English cartoonist and illustrator

Gemma Correll (born 3 February 1984) is a British cartoonist and illustrator who is known for her comics depicting personal, relatable anxieties and pugs.

==Early life and education==
Correll was born in Ipswich and attended the Norwich School of Art and Design, graduating in 2006 with a BA (hons) in Graphic Design, specializing in Illustration.

==Career==

Correll recounts that she "felt somehow compelled" to start drawing "little stories" at 5 years old, both as a distraction from her anxieties and as a way to connect with her fellow schoolmates. She sold The Chatterbox, a self-published comic, to other students and teachers for a nominal sum to earn pocket money for snacks and soda. She entered university intending to study English Literature and Education, but switched to Graphic Design before long. While attending art school, her professor urged her to pursue the work he saw in her sketchbook. During her final year, she was able to sell self-designed merchandise. Although she worked part-time jobs after graduating, she continued to doodle in her spare time. Her first paid commission was designing a brochure of vacation packages for Virgin Holidays.

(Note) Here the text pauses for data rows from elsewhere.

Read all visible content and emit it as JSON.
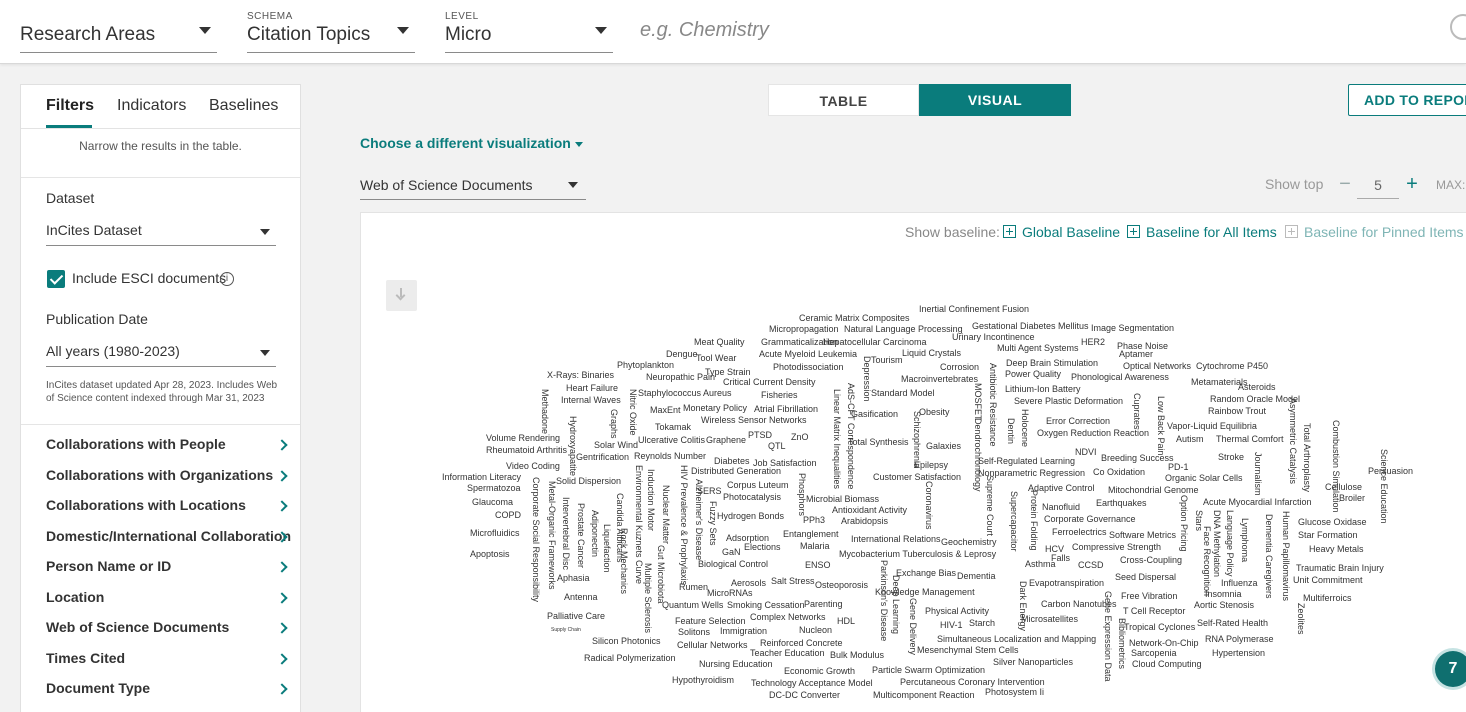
{
  "header": {
    "research_areas": {
      "value": "Research Areas"
    },
    "schema": {
      "label": "SCHEMA",
      "value": "Citation Topics"
    },
    "level": {
      "label": "LEVEL",
      "value": "Micro"
    },
    "search": {
      "placeholder": "e.g. Chemistry"
    }
  },
  "sidebar": {
    "tabs": [
      {
        "label": "Filters",
        "active": true
      },
      {
        "label": "Indicators"
      },
      {
        "label": "Baselines"
      }
    ],
    "narrow_text": "Narrow the results in the table.",
    "dataset": {
      "label": "Dataset",
      "value": "InCites Dataset"
    },
    "include_esci": {
      "label": "Include ESCI documents",
      "checked": true,
      "info_icon": "i"
    },
    "publication_date": {
      "label": "Publication Date",
      "value": "All years (1980-2023)"
    },
    "note": "InCites dataset updated Apr 28, 2023. Includes Web of Science content indexed through Mar 31, 2023",
    "filters": [
      "Collaborations with People",
      "Collaborations with Organizations",
      "Collaborations with Locations",
      "Domestic/International Collaboration",
      "Person Name or ID",
      "Location",
      "Web of Science Documents",
      "Times Cited",
      "Document Type"
    ]
  },
  "main": {
    "toggle": {
      "table": "TABLE",
      "visual": "VISUAL",
      "active": "VISUAL"
    },
    "add_to_report": "ADD TO REPORT",
    "choose_viz": "Choose a different visualization",
    "metric_select": "Web of Science Documents",
    "show_top": {
      "label": "Show top",
      "minus": "−",
      "value": "5",
      "plus": "+",
      "max_label": "MAX:"
    },
    "baseline": {
      "label": "Show baseline:",
      "items": [
        "Global Baseline",
        "Baseline for All Items",
        "Baseline for Pinned Items"
      ]
    },
    "chat_badge": "7",
    "colors": {
      "accent": "#0a7c7c"
    }
  },
  "word_cloud": {
    "horizontal": [
      "Inertial Confinement Fusion",
      "Ceramic Matrix Composites",
      "Micropropagation",
      "Natural Language Processing",
      "Gestational Diabetes Mellitus",
      "Image Segmentation",
      "Grammaticalization",
      "Hepatocellular Carcinoma",
      "Urinary Incontinence",
      "HER2",
      "Phase Noise",
      "Meat Quality",
      "Acute Myeloid Leukemia",
      "Liquid Crystals",
      "Multi Agent Systems",
      "Aptamer",
      "Dengue",
      "Tool Wear",
      "Tourism",
      "Deep Brain Stimulation",
      "Optical Networks",
      "Cytochrome P450",
      "Phytoplankton",
      "Photodissociation",
      "Corrosion",
      "X-Rays: Binaries",
      "Neuropathic Pain",
      "Type Strain",
      "Power Quality",
      "Phonological Awareness",
      "Critical Current Density",
      "Macroinvertebrates",
      "Metamaterials",
      "Heart Failure",
      "Staphylococcus Aureus",
      "Fisheries",
      "Standard Model",
      "Lithium-Ion Battery",
      "Asteroids",
      "Internal Waves",
      "Severe Plastic Deformation",
      "MaxEnt",
      "Monetary Policy",
      "Atrial Fibrillation",
      "Random Oracle Model",
      "Gasification",
      "Obesity",
      "Rainbow Trout",
      "Wireless Sensor Networks",
      "Error Correction",
      "Tokamak",
      "Vapor-Liquid Equilibria",
      "PTSD",
      "Oxygen Reduction Reaction",
      "ZnO",
      "Volume Rendering",
      "Ulcerative Colitis",
      "Graphene",
      "Autism",
      "Thermal Comfort",
      "QTL",
      "Total Synthesis",
      "Galaxies",
      "Rheumatoid Arthritis",
      "Solar Wind",
      "NDVI",
      "Gentrification",
      "Reynolds Number",
      "Diabetes",
      "Job Satisfaction",
      "Breeding Success",
      "Stroke",
      "Self-Regulated Learning",
      "Video Coding",
      "Epilepsy",
      "PD-1",
      "Persuasion",
      "Distributed Generation",
      "Nonparametric Regression",
      "Co Oxidation",
      "Information Literacy",
      "Solid Dispersion",
      "Customer Satisfaction",
      "Organic Solar Cells",
      "Corpus Luteum",
      "Adaptive Control",
      "Mitochondrial Genome",
      "Cellulose",
      "Spermatozoa",
      "SERS",
      "Photocatalysis",
      "Microbial Biomass",
      "Broiler",
      "Glaucoma",
      "Earthquakes",
      "Acute Myocardial Infarction",
      "Antioxidant Activity",
      "Nanofluid",
      "COPD",
      "Hydrogen Bonds",
      "PPh3",
      "Arabidopsis",
      "Corporate Governance",
      "Glucose Oxidase",
      "Entanglement",
      "Ferroelectrics",
      "Microfluidics",
      "Adsorption",
      "Software Metrics",
      "Star Formation",
      "International Relations",
      "Geochemistry",
      "Elections",
      "Malaria",
      "Compressive Strength",
      "Heavy Metals",
      "GaN",
      "HCV",
      "Apoptosis",
      "Mycobacterium Tuberculosis & Leprosy",
      "Falls",
      "Cross-Coupling",
      "Biological Control",
      "ENSO",
      "Asthma",
      "CCSD",
      "Traumatic Brain Injury",
      "Exchange Bias",
      "Dementia",
      "Aphasia",
      "Seed Dispersal",
      "Unit Commitment",
      "Salt Stress",
      "Aerosols",
      "Osteoporosis",
      "Evapotranspiration",
      "Influenza",
      "Rumen",
      "Knowledge Management",
      "Insomnia",
      "Antenna",
      "MicroRNAs",
      "Free Vibration",
      "Multiferroics",
      "Quantum Wells",
      "Smoking Cessation",
      "Parenting",
      "Carbon Nanotubes",
      "Aortic Stenosis",
      "Physical Activity",
      "T Cell Receptor",
      "Palliative Care",
      "Complex Networks",
      "Microsatellites",
      "Feature Selection",
      "HDL",
      "HIV-1",
      "Starch",
      "Self-Rated Health",
      "Supply Chain",
      "Immigration",
      "Tropical Cyclones",
      "Solitons",
      "Nucleon",
      "Silicon Photonics",
      "Cellular Networks",
      "Simultaneous Localization and Mapping",
      "RNA Polymerase",
      "Reinforced Concrete",
      "Network-On-Chip",
      "Mesenchymal Stem Cells",
      "Teacher Education",
      "Bulk Modulus",
      "Sarcopenia",
      "Hypertension",
      "Radical Polymerization",
      "Silver Nanoparticles",
      "Nursing Education",
      "Cloud Computing",
      "Economic Growth",
      "Particle Swarm Optimization",
      "Hypothyroidism",
      "Technology Acceptance Model",
      "Percutaneous Coronary Intervention",
      "Photosystem Ii",
      "DC-DC Converter",
      "Multicomponent Reaction"
    ],
    "vertical": [
      "Methadone",
      "Hydroxyapatite",
      "Graphs",
      "Nitric Oxide",
      "Depression",
      "AdS-CFT Correspondence",
      "Linear Matrix Inequalities",
      "Antibiotic Resistance",
      "MOSFET",
      "Dendrochronology",
      "Dentin",
      "Holocene",
      "Low Back Pain",
      "Cuprates",
      "Asymmetric Catalysis",
      "Total Arthroplasty",
      "Combustion Simulation",
      "Science Education",
      "Schizophrenia",
      "Journalism",
      "Corporate Social Responsibility",
      "Metal-Organic Frameworks",
      "Intervertebral Disc",
      "Prostate Cancer",
      "Adiponectin",
      "Liquefaction",
      "Candida Albicans",
      "Environmental Kuznets Curve",
      "Induction Motor",
      "Rock Mechanics",
      "Multiple Sclerosis",
      "Gut Microbiota",
      "Nuclear Matter",
      "HIV Prevalence & Prophylaxis",
      "Alzheimer's Disease",
      "Fuzzy Sets",
      "Phosphors",
      "Coronavirus",
      "Supreme Court",
      "Supercapacitor",
      "Protein Folding",
      "Option Pricing",
      "Stars",
      "Face Recognition",
      "DNA Methylation",
      "Language Policy",
      "Lymphoma",
      "Dementia Caregivers",
      "Human Papillomavirus",
      "Zeolites",
      "Parkinson's Disease",
      "Deep Learning",
      "Gene Delivery",
      "Dark Energy",
      "Gene Expression Data",
      "Bibliometrics"
    ]
  }
}
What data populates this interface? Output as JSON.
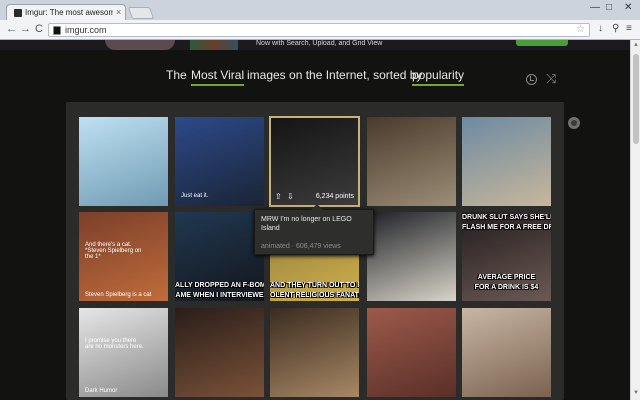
{
  "browser": {
    "tab_title": "Imgur: The most awesom",
    "tab_close": "×",
    "url": "imgur.com",
    "nav": {
      "back": "←",
      "forward": "→",
      "reload": "C"
    },
    "window": {
      "minimize": "—",
      "maximize": "□",
      "close": "✕"
    },
    "toolbar_icons": {
      "download": "↓",
      "search": "⚲",
      "menu": "≡"
    },
    "star": "☆"
  },
  "banner": {
    "promo_text": "Now with Search, Upload, and Grid View"
  },
  "headline": {
    "prefix": "The",
    "sort_mode": "Most Viral",
    "middle": "images on the Internet, sorted by",
    "sort_by": "popularity"
  },
  "controls": {
    "shuffle_glyph": "⤨"
  },
  "thumbnails": [
    {
      "colors": [
        "#bfe0f2",
        "#6f9bb3"
      ]
    },
    {
      "colors": [
        "#2c4a8a",
        "#1a2436"
      ],
      "caption": "Just eat it."
    },
    {
      "colors": [
        "#141414",
        "#3c3c3c"
      ],
      "points": "6,234 points",
      "up": "⇧",
      "down": "⇩"
    },
    {
      "colors": [
        "#4a3a2c",
        "#9c8d77"
      ]
    },
    {
      "colors": [
        "#6d8aa2",
        "#c7b79b"
      ]
    },
    {
      "colors": [
        "#7b3f2a",
        "#c06c3b"
      ],
      "caption": "And there's a cat. *Steven Spielberg on the 1*",
      "caption2": "Steven Spielberg is a cat"
    },
    {
      "colors": [
        "#203852",
        "#13161c"
      ],
      "meme": "ALLY DROPPED AN F-BOM",
      "meme2": "AME WHEN I INTERVIEWE"
    },
    {
      "colors": [
        "#8c7a3f",
        "#d2b14a"
      ],
      "meme": "AND THEY TURN OUT TO BE",
      "meme2": "OLENT RELIGIOUS FANATIC"
    },
    {
      "colors": [
        "#1e2126",
        "#d9d4c8"
      ]
    },
    {
      "colors": [
        "#251c1f",
        "#6a5a52"
      ],
      "meme": "DRUNK SLUT SAYS SHE'LL",
      "meme2": "FLASH ME FOR A FREE DRINK",
      "meme3": "AVERAGE PRICE",
      "meme4": "FOR A DRINK IS $4"
    },
    {
      "colors": [
        "#e6e6e6",
        "#8a8a8a"
      ],
      "caption": "I promise you there are no monsters here.",
      "caption2": "Dark Humor"
    },
    {
      "colors": [
        "#2a1d1a",
        "#7a5238"
      ]
    },
    {
      "colors": [
        "#3b2b1f",
        "#a78865"
      ]
    },
    {
      "colors": [
        "#9c5a4a",
        "#5a2f28"
      ]
    },
    {
      "colors": [
        "#c8b6a4",
        "#7b6250"
      ]
    }
  ],
  "tooltip": {
    "title": "MRW I'm no longer on LEGO Island",
    "meta": "animated · 606,479 views"
  }
}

In 2009, after selling her own products at craft fairs and online via Etsy.com, Correll became a full-time illustrator and joined the Anna Goodson Illustration Agency, which helped her gain exposure to numerous clients that include Hallmark Cards, The New York Times, and Oxford University Press.

Correll illustrated the Pugly series of children's books from author Pamela Butchart. She has contributed regularly to The Nib since 2014.

In 2012, she was featured in a month-long solo exhibition at the Land gallery in Portland, Oregon. Her work was featured in 2021 as part of the Emerging Artist Showcase at the Cartoon Art Museum in San Francisco.

Correll cites Lynda Barry as her biggest inspiration and adds she has been influenced by the works of Kate Beaton, Jeffrey Brown, Terry Deary, Julie Doucet, Tom Gauld, Carl Giles, Matt Groening, Gary Larson, Simone Lia, Ronald Searle, and Posy Simmonds.

===Selected bibliography===
- Correll, Gemma (2022). "It's a Pug's Life"
- Correll, Gemma (2015). "The Worrier's Guide to Life"
- Correll, Gemma (2014). "It's a Punderful Life"
- Correll, Gemma (2013). "A Pug's Guide to Etiquette"
- Correll, Gemma (2013). "A Dog's Life"
- Correll, Gemma (2012). "A Cat's Life"

==Personal life==
Correll resides in Orange County, California with her husband, the collage artist Anthony Zinonos, and their trio of rescued pugs, Mr. Pickles, Bean, and Zander. (Note: Zander is technically half-Chihuahua.)